Più rare le forme di coinfezione di due virus (5% circa).
8.3.4 Scelta della terapia antibiotica
•
•
Nel paziente non ospedalizzato per forme batteriche il farmaco di prima scelta è
l’amoxicillina alla dose di 90 mg/kg/die in tre somministrazioni; un macrolide
(azitromicina, claritromicina) in presenza di mycoplasma, eventualmente da associare nelle
forme miste. L’associazione amoxicillina-clavulanato (eventuale seconda scelta
ceftriaxone) andrebbe riservato ai casi di infezione da emofilo lattamasi positivo. In caso di
infezione virale sono indicati gli inibitori della neuroaminidasi (Oseltamavir, Zanamivir)
solo nei bambini di età superiore a sette anni con diagnosi virologica di influenza.
Nel bambino ospedalizzato non è dimostrata la superiorità della terapia parenterale rispetto
a quella orale, ma nelle linee guida americane viene raccomandata ampicillina 150-200
mg/kg/die ogni sei ore; in ogni caso rivalutazione della strategia terapeutica in caso di
mancato miglioramento entro 48 ore. Il ceftriaxone (cefotaxime) andrà considerato per
pneumococchi resistenti o per bambini non protetti da vaccinazione; la vancomicina andrà
associata in caso di sospetto radiologico di infezione stafilococcica. In presenza di
mycoplasma prescrivere macrolide. Solo in caso di diagnosi virologica di influenza è
giustificato l’impiego dell’ antivirale specifico.

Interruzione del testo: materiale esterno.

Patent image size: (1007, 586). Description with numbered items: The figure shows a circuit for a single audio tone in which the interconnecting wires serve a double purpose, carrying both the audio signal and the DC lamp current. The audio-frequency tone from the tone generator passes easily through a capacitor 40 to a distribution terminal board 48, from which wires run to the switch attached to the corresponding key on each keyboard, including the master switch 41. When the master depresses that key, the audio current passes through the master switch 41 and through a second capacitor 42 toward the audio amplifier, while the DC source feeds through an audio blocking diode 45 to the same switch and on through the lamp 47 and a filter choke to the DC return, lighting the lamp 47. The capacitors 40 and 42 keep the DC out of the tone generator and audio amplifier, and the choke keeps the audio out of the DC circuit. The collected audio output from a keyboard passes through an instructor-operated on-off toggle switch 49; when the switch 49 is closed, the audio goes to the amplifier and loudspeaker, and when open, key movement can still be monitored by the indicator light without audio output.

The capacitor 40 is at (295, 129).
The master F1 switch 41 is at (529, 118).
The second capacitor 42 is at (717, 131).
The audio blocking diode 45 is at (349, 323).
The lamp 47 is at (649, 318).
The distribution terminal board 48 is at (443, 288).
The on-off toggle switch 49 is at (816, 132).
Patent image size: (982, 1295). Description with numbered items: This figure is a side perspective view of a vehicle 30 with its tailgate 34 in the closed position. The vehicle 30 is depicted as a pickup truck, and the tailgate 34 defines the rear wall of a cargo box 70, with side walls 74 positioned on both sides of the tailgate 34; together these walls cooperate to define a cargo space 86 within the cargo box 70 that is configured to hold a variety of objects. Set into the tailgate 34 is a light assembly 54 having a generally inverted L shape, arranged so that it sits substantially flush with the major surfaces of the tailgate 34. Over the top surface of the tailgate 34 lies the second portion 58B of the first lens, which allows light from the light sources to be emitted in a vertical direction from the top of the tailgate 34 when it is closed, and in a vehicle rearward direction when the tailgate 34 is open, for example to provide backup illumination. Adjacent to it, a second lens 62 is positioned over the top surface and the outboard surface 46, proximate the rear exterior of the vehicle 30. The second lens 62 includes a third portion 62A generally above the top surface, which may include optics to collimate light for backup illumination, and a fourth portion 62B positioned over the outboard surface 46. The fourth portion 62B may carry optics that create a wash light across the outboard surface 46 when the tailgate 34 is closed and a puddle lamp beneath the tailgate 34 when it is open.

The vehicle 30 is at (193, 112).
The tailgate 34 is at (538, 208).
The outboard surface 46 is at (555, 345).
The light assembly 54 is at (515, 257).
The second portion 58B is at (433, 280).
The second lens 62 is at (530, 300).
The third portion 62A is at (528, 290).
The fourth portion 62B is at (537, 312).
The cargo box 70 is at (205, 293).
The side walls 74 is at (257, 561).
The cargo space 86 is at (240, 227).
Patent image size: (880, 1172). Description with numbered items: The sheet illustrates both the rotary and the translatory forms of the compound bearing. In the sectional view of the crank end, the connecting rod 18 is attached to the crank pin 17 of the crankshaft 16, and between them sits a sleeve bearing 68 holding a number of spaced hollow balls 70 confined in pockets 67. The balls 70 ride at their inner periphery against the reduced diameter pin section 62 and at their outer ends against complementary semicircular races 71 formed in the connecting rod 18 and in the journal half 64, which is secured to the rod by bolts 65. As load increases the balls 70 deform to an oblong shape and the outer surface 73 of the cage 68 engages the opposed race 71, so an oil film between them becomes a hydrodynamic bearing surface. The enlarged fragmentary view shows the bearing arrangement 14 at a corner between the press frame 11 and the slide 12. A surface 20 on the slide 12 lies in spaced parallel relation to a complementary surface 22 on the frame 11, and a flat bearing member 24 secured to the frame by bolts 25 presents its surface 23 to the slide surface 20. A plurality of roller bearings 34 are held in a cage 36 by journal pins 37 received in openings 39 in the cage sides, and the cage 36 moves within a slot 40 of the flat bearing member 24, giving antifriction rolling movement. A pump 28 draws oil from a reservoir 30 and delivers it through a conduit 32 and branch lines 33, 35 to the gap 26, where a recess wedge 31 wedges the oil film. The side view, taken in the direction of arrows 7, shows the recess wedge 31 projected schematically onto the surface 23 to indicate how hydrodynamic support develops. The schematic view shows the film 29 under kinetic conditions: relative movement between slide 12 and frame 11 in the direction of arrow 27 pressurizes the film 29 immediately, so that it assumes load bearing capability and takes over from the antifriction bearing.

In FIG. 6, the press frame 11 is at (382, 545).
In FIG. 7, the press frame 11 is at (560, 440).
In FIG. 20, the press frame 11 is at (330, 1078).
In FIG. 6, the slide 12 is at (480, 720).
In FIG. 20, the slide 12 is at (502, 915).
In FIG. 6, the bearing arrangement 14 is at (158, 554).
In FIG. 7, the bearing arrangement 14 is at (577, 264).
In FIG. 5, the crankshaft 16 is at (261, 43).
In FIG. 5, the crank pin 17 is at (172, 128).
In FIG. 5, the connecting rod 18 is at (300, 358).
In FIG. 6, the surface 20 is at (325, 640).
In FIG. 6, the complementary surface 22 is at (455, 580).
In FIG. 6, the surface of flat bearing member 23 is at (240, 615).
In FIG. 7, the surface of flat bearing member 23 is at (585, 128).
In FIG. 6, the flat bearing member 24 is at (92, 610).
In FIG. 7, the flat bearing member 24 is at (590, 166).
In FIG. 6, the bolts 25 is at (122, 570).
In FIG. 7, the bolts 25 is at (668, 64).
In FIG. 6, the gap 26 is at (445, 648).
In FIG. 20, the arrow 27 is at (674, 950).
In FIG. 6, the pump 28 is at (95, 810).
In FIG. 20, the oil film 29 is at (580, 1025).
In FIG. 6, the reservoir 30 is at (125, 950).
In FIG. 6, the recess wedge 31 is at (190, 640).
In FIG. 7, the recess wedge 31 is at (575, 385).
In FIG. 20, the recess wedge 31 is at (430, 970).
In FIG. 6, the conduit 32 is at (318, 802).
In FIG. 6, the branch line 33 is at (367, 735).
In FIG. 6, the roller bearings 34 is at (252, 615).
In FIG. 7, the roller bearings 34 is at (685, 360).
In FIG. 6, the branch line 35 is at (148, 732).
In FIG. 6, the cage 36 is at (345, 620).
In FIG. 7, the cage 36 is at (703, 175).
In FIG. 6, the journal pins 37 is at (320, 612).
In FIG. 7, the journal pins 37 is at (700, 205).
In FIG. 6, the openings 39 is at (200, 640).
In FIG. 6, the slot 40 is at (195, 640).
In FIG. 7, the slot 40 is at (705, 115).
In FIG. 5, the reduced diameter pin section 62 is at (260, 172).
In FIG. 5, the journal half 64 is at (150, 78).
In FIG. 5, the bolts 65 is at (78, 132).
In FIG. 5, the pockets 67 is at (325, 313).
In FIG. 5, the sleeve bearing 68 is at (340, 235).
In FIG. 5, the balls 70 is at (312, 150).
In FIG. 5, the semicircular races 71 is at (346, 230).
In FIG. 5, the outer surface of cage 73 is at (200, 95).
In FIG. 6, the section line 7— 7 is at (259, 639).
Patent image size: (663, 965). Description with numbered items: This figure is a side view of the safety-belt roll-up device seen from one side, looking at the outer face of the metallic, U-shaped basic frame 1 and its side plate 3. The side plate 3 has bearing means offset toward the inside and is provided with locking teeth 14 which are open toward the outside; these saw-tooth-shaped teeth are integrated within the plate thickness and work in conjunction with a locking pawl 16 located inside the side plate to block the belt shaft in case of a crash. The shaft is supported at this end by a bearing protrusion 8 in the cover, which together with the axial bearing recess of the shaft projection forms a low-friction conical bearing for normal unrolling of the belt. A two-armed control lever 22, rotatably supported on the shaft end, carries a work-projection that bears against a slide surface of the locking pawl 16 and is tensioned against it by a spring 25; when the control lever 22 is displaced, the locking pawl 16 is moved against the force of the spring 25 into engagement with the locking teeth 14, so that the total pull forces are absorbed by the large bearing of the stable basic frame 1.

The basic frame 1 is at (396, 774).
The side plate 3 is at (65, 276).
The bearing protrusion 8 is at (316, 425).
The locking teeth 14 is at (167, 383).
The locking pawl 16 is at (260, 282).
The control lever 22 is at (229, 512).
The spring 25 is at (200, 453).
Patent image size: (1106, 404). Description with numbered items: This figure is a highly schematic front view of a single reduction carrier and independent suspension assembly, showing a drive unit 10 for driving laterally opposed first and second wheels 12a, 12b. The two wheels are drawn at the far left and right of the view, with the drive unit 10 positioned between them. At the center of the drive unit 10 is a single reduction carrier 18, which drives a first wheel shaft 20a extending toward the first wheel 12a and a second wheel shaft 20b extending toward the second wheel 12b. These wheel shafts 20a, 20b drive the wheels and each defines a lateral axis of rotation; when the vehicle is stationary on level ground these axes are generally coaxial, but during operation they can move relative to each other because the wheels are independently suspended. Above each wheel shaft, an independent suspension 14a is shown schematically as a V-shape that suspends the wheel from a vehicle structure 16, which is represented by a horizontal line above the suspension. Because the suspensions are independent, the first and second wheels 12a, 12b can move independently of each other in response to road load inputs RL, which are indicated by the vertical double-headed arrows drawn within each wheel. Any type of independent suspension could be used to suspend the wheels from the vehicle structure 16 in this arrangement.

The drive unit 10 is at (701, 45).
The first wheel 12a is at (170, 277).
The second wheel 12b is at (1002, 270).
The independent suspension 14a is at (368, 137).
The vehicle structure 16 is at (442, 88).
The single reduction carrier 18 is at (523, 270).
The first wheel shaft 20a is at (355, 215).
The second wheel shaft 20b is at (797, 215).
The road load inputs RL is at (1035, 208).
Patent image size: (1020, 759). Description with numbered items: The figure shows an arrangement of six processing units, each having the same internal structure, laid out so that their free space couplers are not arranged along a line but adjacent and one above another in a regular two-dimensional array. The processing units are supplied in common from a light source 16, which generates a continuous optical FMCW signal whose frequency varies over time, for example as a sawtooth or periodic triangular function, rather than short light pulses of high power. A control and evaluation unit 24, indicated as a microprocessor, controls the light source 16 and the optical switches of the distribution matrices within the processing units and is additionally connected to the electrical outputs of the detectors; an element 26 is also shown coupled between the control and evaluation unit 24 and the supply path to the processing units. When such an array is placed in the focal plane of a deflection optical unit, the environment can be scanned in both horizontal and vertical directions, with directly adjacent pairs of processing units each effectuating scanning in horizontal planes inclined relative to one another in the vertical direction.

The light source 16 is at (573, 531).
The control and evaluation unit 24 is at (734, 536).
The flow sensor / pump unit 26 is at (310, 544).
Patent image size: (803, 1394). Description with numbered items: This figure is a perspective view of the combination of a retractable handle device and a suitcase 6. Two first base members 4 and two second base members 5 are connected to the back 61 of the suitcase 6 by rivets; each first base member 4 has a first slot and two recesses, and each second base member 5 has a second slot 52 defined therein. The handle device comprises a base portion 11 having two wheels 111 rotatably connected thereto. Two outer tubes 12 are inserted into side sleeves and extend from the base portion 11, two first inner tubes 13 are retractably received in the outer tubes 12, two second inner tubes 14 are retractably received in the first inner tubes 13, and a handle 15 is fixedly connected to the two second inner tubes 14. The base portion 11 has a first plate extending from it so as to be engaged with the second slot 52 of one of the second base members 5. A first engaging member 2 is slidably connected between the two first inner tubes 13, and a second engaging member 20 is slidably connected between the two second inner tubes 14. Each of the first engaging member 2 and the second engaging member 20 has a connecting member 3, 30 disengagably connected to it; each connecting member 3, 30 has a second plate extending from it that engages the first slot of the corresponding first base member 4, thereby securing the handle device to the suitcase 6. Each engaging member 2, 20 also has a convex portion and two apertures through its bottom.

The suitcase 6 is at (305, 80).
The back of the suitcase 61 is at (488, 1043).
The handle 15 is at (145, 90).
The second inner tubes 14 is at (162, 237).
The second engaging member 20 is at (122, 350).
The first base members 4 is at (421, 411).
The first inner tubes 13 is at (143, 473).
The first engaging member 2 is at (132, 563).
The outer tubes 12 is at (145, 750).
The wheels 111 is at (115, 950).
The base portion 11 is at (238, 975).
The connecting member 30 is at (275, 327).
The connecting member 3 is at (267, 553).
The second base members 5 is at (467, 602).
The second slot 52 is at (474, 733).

Le cefalosporine orali non sono raccomandate.
La durata della terapia è in genere di dieci (10) giorni.
8.3.4 Empiema
Qualora l’andamento clinico e il reperto obiettivo suggeriscano una complicanza pleurica (su
casistica italiana del 1999 meno del 10% presentava versamento) vanno eseguite l’ecografia
toracica e/o la TAC.
Il drenaggio non è indicato in caso di versamento modesto; va eseguito se il liquido è abbondante
(empiema). Il fibrinolitico è indicato in presenza di aderenze (considerare sempre l’evenienza del
trasferimento presso la struttura di pneumologia del Centro di Riferimento di III livello).
9 DIMISSIONE
Può essere dimesso il bambino che si alimenta, che ha ripreso l’attività, sfebbrato stabilmente da 24
ore, con saturimetria > 90% costante in aria ambiente.
BIBLIOGRAFIA
1) Bradley JS, Byintgton CL, Shah SS et al.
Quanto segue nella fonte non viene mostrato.